Digitalization and data-driven science also cast a longer shadow. Tracking down high-quality real-world outcomes for compounds built on 6-Bromoimidazo[1,2-a]pyridine will get easier as more open-source lab notebooks and real-time reaction monitoring tools become standard. These advances should reduce duplication, clarify pitfalls before scale-up, and support safer, more reproducible work.
I’ve watched as interdisciplinary teams increasingly value not just what a scaffold does, but how responsibly it slots into a larger scientific and procedural landscape. Choices about intermediates now carry ethical weight, not just commercial or functional value. As sustainability and transparency climb the agenda, even unremarkable-seeming building blocks attract scrutiny.
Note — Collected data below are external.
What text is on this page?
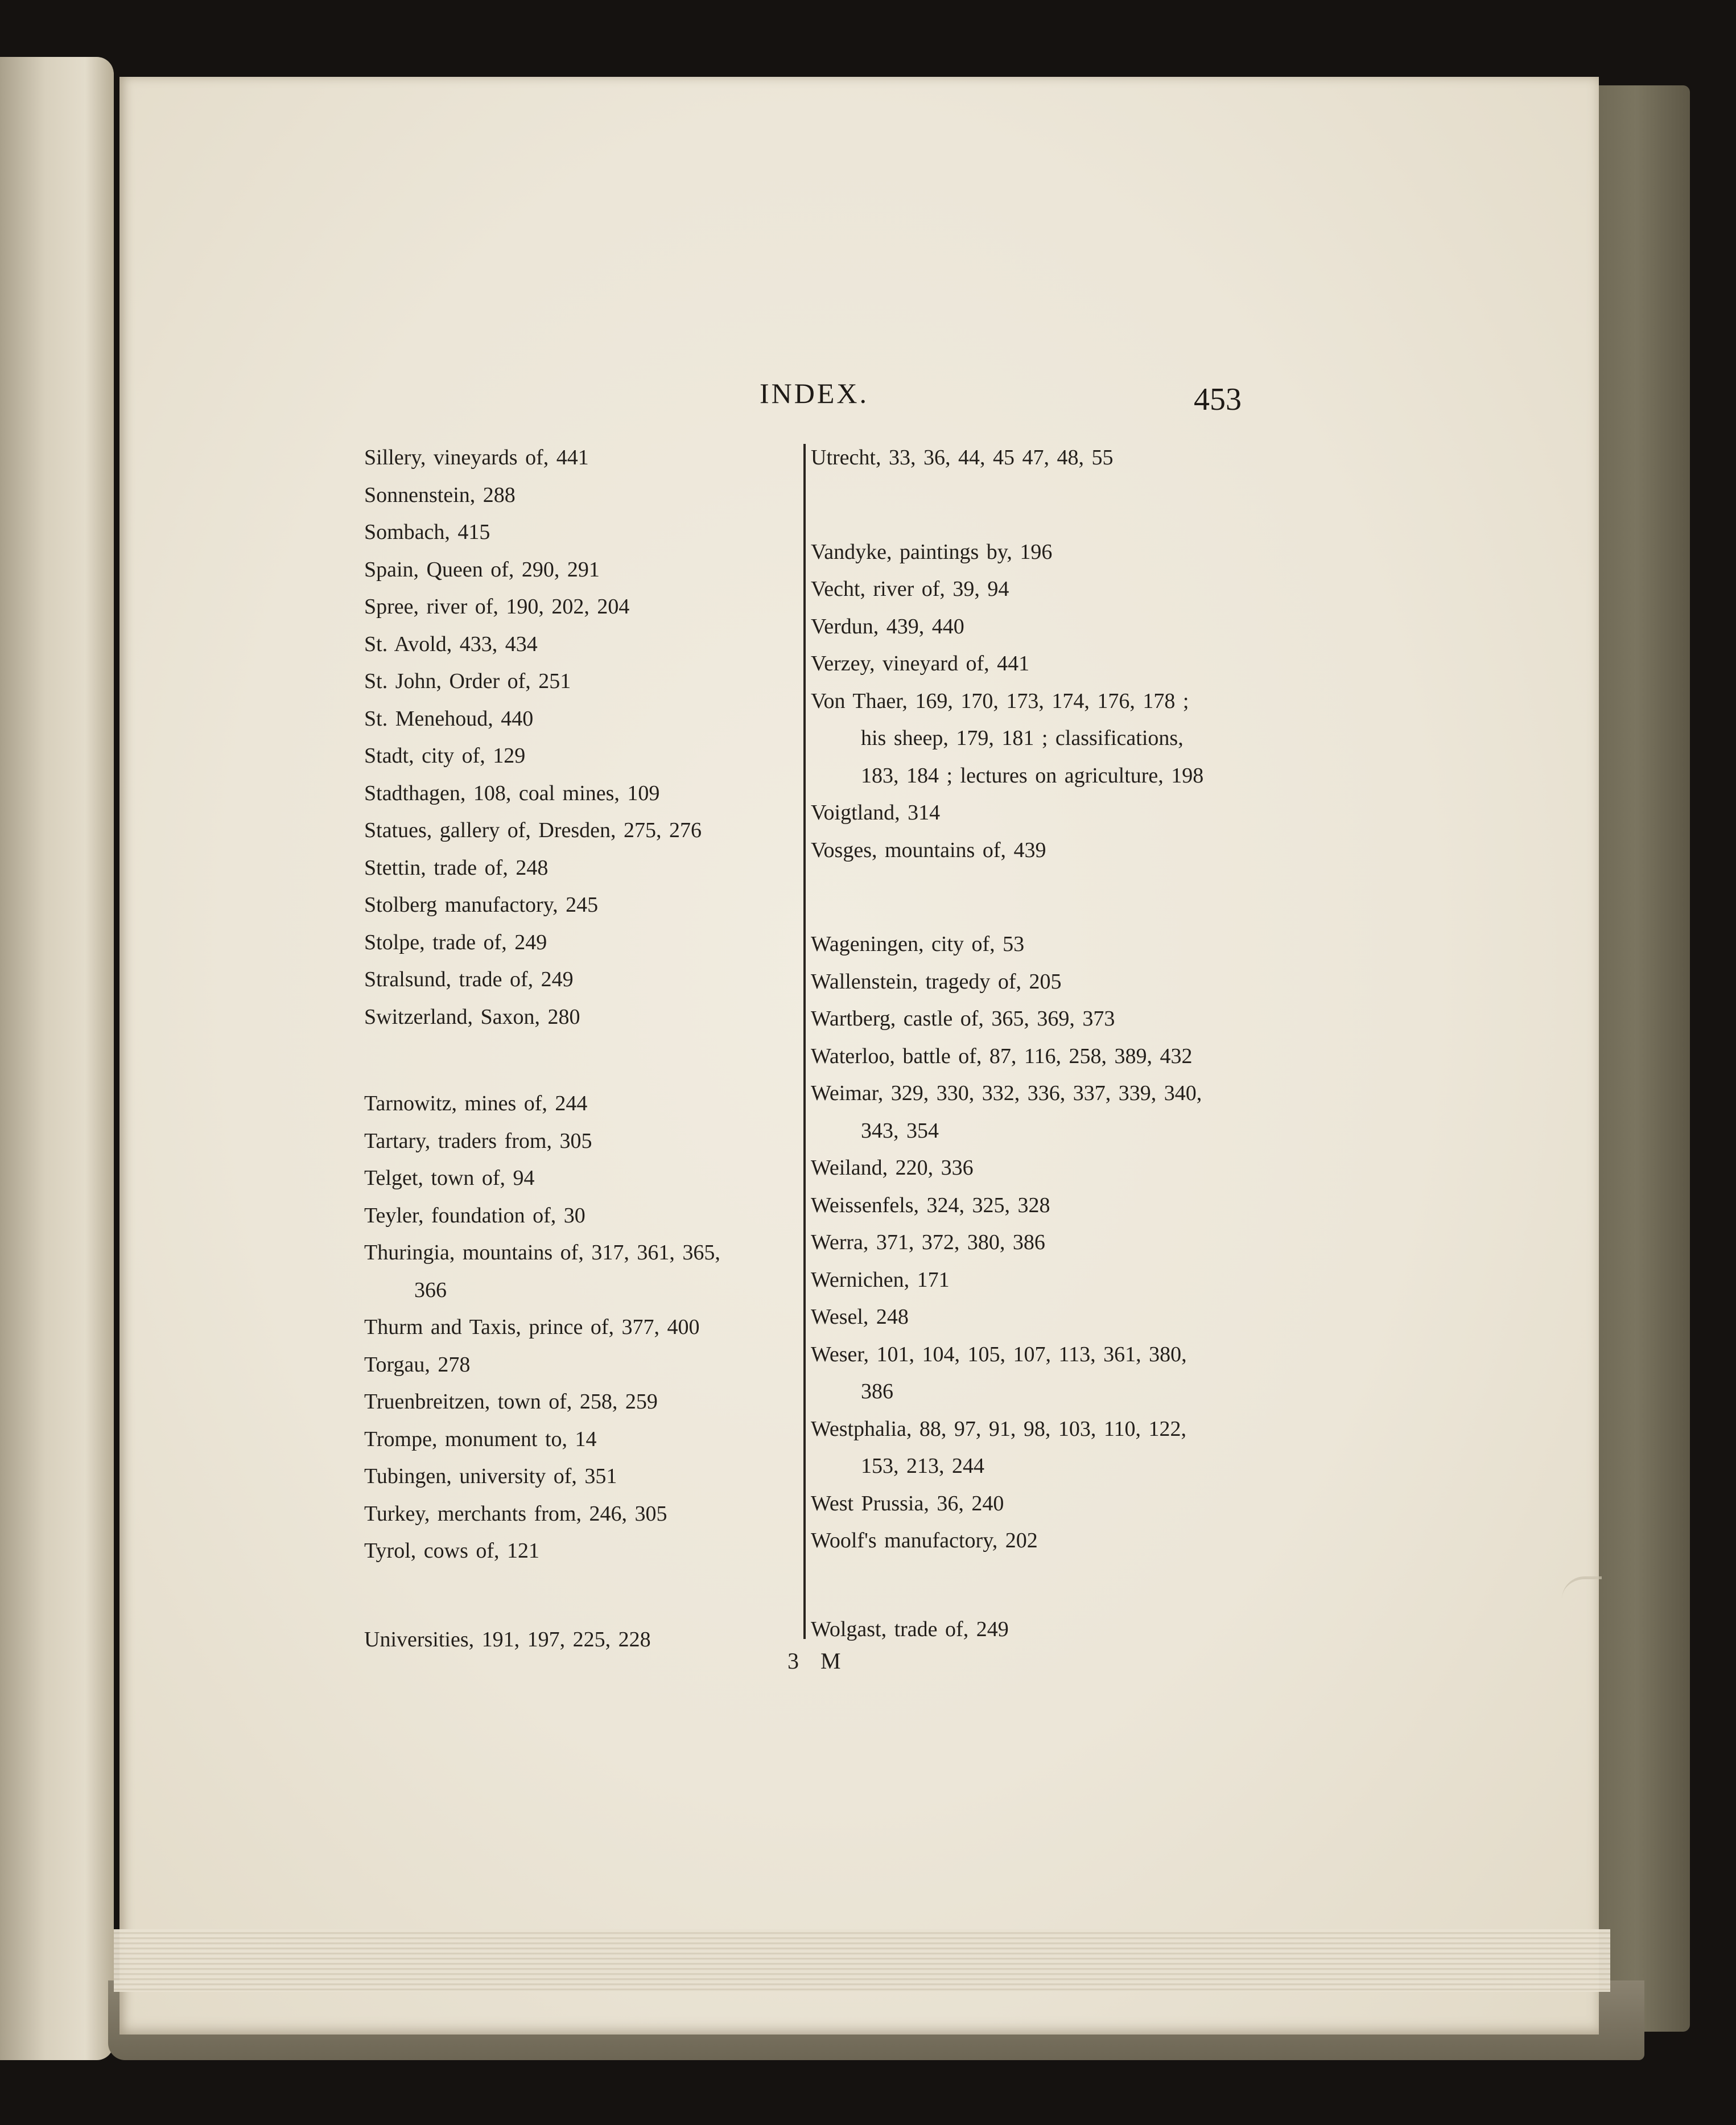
INDEX.	453
Sillery, vineyards of, 441
Sonnenstein, 288
Sombach, 415
Spain, Queen of, 290, 291
Spree, river of, 190, 202, 204
St. Avold, 433, 434
St. John, Order of, 251
St. Menehoud, 440
Stadt, city of, 129
Stadthagen, 108, coal mines, 109
Statues, gallery of, Dresden, 275, 276
Stettin, trade of, 248
Stolberg manufactory, 245
Stolpe, trade of, 249
Stralsund, trade of, 249
Switzerland, Saxon, 280
Tarnowitz, mines of, 244
Tartary, traders from, 305
Telget, town of, 94
Teyler, foundation of, 30
Thuringia, mountains of, 317, 361, 365,
366
Thurm and Taxis, prince of, 377, 400
Torgau, 278
Truenbreitzen, town of, 258, 259
Trompe, monument to, 14
Tubingen, university of, 351
Turkey, merchants from, 246, 305
Tyrol, cows of, 121
Universities, 191, 197, 225, 228
Utrecht, 33, 36, 44, 45 47, 48, 55
Vandyke, paintings by, 196
Vecht, river of, 39, 94
Verdun, 439, 440
Verzey, vineyard of, 441
Von Thaer, 169, 170, 173, 174, 176, 178 ;
his sheep, 179, 181 ; classifications,
183, 184 ; lectures on agriculture, 198
Voigtland, 314
Vosges, mountains of, 439
Wageningen, city of, 53
Wallenstein, tragedy of, 205
Wartberg, castle of, 365, 369, 373
Waterloo, battle of, 87, 116, 258, 389, 432
Weimar, 329, 330, 332, 336, 337, 339, 340,
343, 354
Weiland, 220, 336
Weissenfels, 324, 325, 328
Werra, 371, 372, 380, 386
Wernichen, 171
Wesel, 248
Weser, 101, 104, 105, 107, 113, 361, 380,
386
Westphalia, 88, 97, 91, 98, 103, 110, 122,
153, 213, 244
West Prussia, 36, 240
Woolf's manufactory, 202
Wolgast, trade of, 249
3 M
In chemical research and application, the middle ground sees the most action—the reliable intermediates, the trusted building blocks, the compounds that stay relevant project after project. 6-Bromoimidazo[1,2-a]pyridine fits this mold. Its accessible reactivity, stability, and proven success across pharma, materials, and agricultural research make it more than just a commodity. It’s a mainstay because it solves problems, accommodates creative design, and adapts gracefully to both conventional and next-generation methodologies.
The larger takeaway remains simple: In science, the best tools rarely draw headlines. Instead, they deliver quietly, again and again, as an anchor for discovery. Bridging the gap from benchtop vision to realized application asks for compounds that work with you, not against you. In my experience, 6-Bromoimidazo[1,2-a]pyridine keeps showing up in conversations, plans, and breakthroughs for one reason—it gets the job done, no matter the complexity of the challenge.